Publié le 17 septembre 2012 | Modifié le 28 décembre 2015

Le dernier rapport de l’UNICEF démontre une baisse significative du taux de mortalité des enfants de moins de cinq ans dans le monde. Pour améliorer encore ces résultats, États et organisations civiles s’engagent pour le futur. 

 

 

 

D’abord, les chiffres qui donnent de l’espoir : le nombre de décès d’enfants de moins de cinq ans est passé de 12 millions à 6,9 millions ces vingt dernières années, selon un rapport de l’UNICEF publié le 13 septembre portant sur la période 1990-2011. Leur taux de mortalité a lui chuté de 41 % pour tomber à 51 pour 1000 en 2011. L’UNICEF démontre ainsi qu’en deux décennies, il a été possible de faire baisser radicalement le taux de mortalité des enfants de moins de cinq ans. 

 

Le rapport souligne que ni la situation géographique d’un pays ni son statut économique ne sont un obstacle à une réduction du nombre de décès.

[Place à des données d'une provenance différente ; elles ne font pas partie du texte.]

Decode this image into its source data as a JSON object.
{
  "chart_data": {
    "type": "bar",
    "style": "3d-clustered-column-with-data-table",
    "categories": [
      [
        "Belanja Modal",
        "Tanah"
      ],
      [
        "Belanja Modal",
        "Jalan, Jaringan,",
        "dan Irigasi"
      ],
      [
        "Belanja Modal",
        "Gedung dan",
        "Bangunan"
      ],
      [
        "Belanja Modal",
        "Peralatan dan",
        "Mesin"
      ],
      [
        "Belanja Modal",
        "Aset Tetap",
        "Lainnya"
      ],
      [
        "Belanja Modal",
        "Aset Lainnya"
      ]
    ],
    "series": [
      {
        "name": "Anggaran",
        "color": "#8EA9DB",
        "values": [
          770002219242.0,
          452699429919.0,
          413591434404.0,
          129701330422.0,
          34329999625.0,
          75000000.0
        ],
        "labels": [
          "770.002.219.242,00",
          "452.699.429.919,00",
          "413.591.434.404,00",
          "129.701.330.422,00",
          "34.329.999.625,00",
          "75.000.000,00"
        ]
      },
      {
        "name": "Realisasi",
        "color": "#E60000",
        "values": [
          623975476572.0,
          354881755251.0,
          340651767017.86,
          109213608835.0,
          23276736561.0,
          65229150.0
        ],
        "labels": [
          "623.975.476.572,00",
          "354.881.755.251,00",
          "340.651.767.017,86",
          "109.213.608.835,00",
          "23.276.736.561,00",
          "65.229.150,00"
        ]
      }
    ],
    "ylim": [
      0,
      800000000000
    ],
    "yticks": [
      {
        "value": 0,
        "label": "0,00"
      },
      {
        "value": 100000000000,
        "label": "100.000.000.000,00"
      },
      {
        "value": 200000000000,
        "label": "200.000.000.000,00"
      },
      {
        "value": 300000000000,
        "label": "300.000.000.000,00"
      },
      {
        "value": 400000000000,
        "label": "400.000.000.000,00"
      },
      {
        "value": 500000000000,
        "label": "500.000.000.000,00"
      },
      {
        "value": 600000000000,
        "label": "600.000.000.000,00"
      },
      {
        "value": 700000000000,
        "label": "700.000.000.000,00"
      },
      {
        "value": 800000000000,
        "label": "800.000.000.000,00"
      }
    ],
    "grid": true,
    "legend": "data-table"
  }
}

Du Bangladesh au Portugal en passant par le Libéria, le Rwanda, la Turquie ou Oman, les progrès sont spectaculaires. Entre 1990 et 2011, ces États ont abaissé de plus de deux tiers leur taux de mortalité des enfants de moins de cinq ans.

 

Des résultats positifs à améliorer

 

« Le déclin mondial de la mortalité des enfants de moins de cinq ans représente un succès considérable », résume Anthony Lake, directeur général de l’UNICEF. Mais il reste beaucoup à faire : des millions d’enfants de moins de cinq ans continuent de mourir chaque année de causes largement évitables, pour lesquelles il existe des solutions éprouvées et peu coûteuses. Vaccins, nutrition adéquate, soins médicaux et maternels de base, toutes ces techniques ne demandent qu’à être généralisées. Reste à la communauté internationale de « les mettre à la portée de chaque enfant », insiste Anthony Lake. Ce n’est pas encore le cas, loin s’en faut.

 

L’Afrique subsaharienne en première ligne

 

La mortalité des enfants de moins de cinq ans se concentre de plus en plus en Afrique subsaharienne et en Asie du Sud : ces deux régions ont compté pour plus de 80 % de tous les décès d’enfants de moins de cinq ans en 2011. En moyenne, un enfant sur neuf meurt avant d’avoir cinq ans en Afrique subsaharienne. Les maladies infectieuses touchent de façon disproportionnée les populations pauvres et vulnérables, qui n’ont pas accès aux traitements et à la prévention les plus élémentaires. Plus encore que d’autres, ces décès-là sont largement évitables.

 

« Une promesse renouvelée »

 

Pour atteindre l’objectif ambitieux fixé par l’UNICEF de 20 décès pour 1000 à l’horizon 2035 dans les pays les plus touchés par la mortalité juvénile, les partenaires du mouvement « Une promesse renouvelée » (des centaines d’Etats, d’organisations civiles et confessionnelles) réaffirment au monde leur engagement en faveur des enfants. Toutes les entités mobilisées s’engagent sur cinq points essentiels : concentrer les ressources sur les pays les plus touchés, augmenter l’effort dans les « poches » de mortalité des pays aux revenus intermédiaires, concentrer les moyens sur les solutions les plus efficaces, créer un environnement global positif pour les enfants, et enfin développer un sentiment de responsabilité collective entre tous les acteurs du développement, de l’international au local. En soutenant l’UNICEF dès aujourd’hui, chaque citoyen peut aussi participer à cet effort décisif.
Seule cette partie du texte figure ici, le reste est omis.